Once the data standards are set, there is no guarantee that the assumptions used to get to the data will be standardized in order to provide consumers with information they will understand.
This is a major concern of former Pension Minister Baroness Ros Altmann, who fears that without a simplified standard there is little chance of providing a meaningful consumer dashboard. A meaningful dashboard for Lady Altmann would include numbers that a consumer can either understand or trust to make an informed decision about their retirement plan.
But how is this achieved when there is no consensus on standardizing the simplest paper-based pension statements?
"A dashboard would possibly help consumers, but it must be precise and implemented in such a way that consumers can be confident of safety and reliability," says Lady Altmann. "Standardized, simpler statements, simplified terminology, better financial literacy and more guidance or advice will be required to provide a new approach for consumers to relate to."
A Future for Financial Wellbeing?
Before COVID-19, a growing number of employers had started to develop their service structures. They moved from certain milestones like retirement to taking a holistic approach, focusing on how finances impacted not only the wealth but also the mental and physical health of their employees.
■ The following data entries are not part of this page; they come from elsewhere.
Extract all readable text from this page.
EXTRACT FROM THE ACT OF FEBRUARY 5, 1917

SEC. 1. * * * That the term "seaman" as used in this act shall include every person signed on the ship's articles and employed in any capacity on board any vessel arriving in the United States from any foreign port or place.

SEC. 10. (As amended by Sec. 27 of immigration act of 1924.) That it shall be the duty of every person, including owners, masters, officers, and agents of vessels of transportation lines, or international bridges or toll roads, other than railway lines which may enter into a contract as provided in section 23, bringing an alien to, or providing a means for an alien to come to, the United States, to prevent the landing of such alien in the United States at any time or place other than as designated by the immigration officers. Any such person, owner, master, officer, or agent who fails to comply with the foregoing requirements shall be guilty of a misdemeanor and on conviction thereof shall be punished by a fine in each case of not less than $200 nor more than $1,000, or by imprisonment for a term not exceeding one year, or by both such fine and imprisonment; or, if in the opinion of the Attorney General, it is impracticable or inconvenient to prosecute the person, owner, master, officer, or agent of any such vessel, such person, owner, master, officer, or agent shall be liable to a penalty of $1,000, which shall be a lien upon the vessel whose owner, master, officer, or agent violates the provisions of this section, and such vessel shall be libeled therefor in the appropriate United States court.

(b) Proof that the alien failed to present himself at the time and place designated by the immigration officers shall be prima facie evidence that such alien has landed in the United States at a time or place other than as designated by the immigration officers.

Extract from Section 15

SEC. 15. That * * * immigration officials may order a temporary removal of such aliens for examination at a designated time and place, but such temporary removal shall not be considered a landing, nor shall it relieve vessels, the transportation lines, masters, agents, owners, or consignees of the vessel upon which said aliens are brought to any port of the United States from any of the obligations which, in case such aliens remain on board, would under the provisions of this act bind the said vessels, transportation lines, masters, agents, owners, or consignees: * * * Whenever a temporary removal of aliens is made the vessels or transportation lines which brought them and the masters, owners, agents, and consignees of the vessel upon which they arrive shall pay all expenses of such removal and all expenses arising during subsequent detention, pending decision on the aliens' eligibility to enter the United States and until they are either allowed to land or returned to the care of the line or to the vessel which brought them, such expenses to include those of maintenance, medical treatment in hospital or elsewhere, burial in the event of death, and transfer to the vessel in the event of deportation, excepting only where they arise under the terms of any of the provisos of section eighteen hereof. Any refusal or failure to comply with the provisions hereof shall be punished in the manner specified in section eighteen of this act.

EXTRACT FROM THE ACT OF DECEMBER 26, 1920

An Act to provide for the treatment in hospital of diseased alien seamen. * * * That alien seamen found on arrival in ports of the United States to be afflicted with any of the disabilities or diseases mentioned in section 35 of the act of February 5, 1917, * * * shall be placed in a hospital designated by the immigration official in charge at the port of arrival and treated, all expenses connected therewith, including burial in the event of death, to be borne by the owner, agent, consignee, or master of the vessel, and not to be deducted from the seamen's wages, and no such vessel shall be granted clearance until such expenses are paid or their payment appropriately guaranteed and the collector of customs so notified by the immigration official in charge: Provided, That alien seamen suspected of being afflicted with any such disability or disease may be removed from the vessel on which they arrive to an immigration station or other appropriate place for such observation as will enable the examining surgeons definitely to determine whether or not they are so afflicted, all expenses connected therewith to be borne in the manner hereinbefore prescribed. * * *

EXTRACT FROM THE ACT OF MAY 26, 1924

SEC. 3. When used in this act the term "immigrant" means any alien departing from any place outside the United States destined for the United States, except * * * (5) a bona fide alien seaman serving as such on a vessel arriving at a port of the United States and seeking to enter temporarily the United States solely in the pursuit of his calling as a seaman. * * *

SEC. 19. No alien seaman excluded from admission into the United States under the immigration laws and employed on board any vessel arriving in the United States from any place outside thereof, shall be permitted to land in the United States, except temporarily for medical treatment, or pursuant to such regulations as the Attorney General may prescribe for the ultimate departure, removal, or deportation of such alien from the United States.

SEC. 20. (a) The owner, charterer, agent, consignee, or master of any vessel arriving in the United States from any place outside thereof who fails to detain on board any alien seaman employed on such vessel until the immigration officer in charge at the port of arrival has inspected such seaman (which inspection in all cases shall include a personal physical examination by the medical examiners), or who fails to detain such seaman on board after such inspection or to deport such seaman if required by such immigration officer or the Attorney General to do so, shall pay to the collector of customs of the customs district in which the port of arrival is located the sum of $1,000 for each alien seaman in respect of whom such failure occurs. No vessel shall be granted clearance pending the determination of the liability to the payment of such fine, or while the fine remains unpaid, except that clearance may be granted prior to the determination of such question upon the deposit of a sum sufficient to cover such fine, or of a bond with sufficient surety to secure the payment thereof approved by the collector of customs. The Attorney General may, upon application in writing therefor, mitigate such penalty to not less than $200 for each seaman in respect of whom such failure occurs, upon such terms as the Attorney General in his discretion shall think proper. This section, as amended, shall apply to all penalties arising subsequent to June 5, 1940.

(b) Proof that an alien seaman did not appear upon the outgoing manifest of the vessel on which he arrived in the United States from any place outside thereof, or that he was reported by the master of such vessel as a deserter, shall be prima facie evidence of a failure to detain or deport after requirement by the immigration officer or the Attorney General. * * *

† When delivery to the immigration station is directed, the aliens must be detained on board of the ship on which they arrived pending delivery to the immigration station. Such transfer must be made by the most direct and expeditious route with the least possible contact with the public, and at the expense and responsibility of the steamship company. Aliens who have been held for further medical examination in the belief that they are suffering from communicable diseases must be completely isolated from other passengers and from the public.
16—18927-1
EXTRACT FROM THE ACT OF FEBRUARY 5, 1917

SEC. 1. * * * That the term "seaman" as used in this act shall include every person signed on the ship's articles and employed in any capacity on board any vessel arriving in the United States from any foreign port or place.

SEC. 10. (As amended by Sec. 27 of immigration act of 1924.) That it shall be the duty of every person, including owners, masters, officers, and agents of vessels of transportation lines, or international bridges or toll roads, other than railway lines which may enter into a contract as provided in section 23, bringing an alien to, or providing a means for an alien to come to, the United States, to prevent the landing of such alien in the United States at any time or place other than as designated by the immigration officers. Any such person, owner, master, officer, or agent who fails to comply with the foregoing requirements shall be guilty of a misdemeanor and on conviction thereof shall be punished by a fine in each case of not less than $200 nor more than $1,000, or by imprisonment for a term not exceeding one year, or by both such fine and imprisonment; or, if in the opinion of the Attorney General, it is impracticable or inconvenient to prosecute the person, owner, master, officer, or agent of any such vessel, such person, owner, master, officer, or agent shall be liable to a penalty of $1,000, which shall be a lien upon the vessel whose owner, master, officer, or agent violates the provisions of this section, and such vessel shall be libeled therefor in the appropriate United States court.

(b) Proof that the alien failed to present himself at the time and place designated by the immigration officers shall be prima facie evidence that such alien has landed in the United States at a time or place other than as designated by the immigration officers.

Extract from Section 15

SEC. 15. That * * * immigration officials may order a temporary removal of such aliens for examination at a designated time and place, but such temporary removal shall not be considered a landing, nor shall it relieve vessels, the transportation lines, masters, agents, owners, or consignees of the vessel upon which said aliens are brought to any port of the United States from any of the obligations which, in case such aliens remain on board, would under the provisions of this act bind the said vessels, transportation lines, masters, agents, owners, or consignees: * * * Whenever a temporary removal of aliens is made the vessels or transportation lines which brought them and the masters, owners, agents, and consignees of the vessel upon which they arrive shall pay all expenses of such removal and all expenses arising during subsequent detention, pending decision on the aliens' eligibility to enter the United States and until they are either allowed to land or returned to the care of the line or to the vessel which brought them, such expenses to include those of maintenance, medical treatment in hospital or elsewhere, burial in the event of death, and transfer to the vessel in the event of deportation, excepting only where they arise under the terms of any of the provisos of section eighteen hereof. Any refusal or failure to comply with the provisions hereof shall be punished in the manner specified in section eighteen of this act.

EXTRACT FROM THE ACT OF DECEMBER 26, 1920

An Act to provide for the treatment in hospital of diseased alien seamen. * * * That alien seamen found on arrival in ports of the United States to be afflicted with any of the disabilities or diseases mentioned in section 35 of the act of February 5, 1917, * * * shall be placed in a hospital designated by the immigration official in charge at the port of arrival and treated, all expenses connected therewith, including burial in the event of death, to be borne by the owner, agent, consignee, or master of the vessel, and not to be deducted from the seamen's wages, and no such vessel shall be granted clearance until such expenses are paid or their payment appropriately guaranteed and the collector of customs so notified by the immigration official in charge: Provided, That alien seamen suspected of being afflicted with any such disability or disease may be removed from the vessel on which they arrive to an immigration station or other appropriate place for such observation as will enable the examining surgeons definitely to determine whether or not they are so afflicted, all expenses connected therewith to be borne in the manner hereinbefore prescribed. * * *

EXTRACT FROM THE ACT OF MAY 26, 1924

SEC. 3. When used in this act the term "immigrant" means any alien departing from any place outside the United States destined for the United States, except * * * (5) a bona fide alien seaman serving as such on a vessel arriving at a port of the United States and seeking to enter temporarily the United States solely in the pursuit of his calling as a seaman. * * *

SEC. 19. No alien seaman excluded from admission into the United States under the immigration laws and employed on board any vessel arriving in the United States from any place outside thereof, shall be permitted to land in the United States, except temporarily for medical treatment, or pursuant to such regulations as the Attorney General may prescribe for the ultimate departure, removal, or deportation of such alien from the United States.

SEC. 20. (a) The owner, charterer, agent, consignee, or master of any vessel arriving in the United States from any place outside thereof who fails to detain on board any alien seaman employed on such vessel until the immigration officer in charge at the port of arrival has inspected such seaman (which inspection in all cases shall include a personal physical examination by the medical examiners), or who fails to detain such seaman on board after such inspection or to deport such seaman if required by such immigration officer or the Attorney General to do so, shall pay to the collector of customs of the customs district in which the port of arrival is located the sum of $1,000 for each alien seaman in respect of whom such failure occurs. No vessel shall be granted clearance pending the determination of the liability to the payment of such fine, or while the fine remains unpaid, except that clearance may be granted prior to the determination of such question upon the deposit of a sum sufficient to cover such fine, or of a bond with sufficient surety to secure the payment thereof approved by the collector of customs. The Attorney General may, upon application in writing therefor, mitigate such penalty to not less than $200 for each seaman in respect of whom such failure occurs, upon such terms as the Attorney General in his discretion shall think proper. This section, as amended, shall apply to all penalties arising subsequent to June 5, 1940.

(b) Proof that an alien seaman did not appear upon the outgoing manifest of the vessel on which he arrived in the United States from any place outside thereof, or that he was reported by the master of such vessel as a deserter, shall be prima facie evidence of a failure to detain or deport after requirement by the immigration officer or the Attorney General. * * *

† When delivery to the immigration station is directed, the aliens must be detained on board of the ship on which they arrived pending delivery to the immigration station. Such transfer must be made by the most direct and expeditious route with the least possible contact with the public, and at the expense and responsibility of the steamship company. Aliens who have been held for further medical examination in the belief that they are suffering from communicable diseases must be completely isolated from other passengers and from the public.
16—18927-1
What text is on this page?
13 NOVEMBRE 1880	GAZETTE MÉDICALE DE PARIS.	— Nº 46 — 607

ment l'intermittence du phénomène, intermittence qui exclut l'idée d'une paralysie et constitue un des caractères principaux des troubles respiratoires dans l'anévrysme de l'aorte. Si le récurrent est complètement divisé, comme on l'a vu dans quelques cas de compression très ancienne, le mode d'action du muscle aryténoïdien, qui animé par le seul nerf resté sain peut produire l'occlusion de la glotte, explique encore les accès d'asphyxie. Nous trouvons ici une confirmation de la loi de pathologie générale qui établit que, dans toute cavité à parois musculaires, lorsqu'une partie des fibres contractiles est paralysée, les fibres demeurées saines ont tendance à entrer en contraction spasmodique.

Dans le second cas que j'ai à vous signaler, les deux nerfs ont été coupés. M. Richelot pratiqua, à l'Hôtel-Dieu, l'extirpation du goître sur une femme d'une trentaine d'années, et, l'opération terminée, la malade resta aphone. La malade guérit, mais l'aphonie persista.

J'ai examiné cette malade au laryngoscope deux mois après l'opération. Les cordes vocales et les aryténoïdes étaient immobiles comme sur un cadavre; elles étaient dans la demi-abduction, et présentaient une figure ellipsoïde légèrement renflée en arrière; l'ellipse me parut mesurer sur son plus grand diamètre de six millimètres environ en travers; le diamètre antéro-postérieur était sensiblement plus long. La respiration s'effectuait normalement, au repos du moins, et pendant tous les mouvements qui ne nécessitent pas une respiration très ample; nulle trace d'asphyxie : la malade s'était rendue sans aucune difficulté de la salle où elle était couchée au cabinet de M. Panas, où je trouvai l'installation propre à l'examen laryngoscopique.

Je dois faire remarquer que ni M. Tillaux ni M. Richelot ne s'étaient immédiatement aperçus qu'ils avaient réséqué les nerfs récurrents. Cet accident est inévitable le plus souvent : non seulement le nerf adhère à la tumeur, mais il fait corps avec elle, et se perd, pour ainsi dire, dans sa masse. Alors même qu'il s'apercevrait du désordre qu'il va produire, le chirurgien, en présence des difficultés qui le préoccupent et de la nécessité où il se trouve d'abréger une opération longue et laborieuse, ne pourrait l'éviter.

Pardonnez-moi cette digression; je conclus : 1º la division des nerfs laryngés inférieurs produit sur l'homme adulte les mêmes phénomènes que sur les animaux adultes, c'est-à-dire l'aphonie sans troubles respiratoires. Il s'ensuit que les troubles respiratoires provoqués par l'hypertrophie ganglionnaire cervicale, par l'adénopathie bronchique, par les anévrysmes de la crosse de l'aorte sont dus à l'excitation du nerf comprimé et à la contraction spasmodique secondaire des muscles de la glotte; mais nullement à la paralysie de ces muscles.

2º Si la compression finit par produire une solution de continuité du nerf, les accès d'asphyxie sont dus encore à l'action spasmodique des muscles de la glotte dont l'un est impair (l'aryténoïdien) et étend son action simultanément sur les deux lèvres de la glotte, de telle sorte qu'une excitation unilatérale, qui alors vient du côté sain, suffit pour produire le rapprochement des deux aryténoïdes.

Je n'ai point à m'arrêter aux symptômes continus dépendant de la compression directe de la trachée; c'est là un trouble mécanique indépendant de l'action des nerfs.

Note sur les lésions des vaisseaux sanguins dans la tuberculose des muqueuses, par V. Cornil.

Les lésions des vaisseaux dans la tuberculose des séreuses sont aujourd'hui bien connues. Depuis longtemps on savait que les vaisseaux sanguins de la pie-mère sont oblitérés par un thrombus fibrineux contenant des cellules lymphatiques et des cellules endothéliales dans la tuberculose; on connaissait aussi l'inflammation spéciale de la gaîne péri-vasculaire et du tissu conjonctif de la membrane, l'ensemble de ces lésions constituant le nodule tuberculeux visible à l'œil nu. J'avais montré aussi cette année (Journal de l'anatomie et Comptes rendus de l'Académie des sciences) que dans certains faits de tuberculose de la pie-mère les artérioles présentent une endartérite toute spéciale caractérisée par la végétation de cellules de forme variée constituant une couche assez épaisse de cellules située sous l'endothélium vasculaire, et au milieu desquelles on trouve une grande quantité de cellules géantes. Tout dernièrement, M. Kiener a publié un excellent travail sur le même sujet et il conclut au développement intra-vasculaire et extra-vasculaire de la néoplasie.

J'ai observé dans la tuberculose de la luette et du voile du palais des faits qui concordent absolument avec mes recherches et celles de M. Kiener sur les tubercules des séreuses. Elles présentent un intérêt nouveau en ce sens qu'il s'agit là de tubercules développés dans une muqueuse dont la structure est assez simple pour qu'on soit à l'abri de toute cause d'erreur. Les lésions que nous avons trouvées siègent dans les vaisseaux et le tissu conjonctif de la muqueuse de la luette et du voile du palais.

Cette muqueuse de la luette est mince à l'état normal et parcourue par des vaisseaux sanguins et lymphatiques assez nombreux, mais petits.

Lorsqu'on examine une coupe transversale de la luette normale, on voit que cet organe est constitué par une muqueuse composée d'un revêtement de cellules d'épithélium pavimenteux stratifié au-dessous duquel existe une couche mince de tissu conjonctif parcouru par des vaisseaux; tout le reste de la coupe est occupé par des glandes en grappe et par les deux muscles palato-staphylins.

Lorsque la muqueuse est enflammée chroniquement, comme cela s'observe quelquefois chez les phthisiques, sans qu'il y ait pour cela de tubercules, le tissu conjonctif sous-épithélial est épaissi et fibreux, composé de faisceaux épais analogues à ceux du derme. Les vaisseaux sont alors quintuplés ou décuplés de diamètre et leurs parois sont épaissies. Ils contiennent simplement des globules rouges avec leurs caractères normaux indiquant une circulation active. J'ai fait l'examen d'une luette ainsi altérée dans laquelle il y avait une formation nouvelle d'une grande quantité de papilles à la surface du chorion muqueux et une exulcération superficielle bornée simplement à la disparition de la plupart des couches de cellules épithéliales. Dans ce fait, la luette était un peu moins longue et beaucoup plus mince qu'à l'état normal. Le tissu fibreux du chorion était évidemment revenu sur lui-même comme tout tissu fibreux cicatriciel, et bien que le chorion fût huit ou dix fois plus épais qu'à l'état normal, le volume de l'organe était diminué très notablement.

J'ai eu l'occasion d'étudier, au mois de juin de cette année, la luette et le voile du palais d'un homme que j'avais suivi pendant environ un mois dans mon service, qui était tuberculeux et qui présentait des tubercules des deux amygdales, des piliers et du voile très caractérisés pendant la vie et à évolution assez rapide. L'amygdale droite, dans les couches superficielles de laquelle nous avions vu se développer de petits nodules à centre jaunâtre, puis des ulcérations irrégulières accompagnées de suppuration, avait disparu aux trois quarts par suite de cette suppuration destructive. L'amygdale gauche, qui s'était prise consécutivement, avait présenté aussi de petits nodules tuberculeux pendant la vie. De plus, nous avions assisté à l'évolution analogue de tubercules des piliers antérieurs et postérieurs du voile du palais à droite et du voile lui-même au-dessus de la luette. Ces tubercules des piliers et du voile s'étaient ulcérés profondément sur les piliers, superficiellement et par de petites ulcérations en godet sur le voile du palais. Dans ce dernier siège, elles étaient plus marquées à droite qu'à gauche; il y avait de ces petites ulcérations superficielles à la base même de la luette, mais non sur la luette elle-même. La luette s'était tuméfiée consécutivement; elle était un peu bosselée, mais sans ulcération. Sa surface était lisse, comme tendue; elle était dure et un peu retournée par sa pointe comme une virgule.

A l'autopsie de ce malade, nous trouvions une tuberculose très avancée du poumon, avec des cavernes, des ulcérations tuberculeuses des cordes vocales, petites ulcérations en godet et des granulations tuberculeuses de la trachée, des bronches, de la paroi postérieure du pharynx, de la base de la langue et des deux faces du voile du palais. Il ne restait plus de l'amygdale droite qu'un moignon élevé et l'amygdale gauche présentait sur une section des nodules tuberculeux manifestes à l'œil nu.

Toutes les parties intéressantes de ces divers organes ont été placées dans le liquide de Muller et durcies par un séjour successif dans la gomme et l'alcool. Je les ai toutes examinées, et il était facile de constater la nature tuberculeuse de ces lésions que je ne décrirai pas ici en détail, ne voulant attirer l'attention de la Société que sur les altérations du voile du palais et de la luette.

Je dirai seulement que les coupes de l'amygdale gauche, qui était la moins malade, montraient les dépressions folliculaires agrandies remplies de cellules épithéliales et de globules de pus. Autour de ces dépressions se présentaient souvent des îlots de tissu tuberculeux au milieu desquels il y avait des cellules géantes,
The programs usually focus on reducing debt and setting goals for short-term savings. The ultimate goal is not only to convey possible goals to the individual, but to enable them to achieve them. Some believe that retirement dashboards will only be successful if they are incorporated into consumers' everyday financial traffic.
"When it's tied to open banking and banking or budgeting apps and we can integrate patient information with money information, it becomes more mainstream," said Sir Steve Webb, former retirement minister and partner at LCP. But this remains a long-term project, he says, and we are years away from achieving that level of commitment.
Helping consumers plan their retirement
However, dashboards offer the ability to change the way people interact with their retirement, so that they can find out basic information at the touch of a button and at the touch of a button.
It has been slow development, but now progress is being made in creating the dashboard ecosystem and that momentum needs to be maintained, says Darren Philp, director of politics and communications at Smart Pension, a technology company. "This project doesn't have to be a moon shot," he adds. "It would be a positive first step to just start giving people basic information to help them plan their retirement."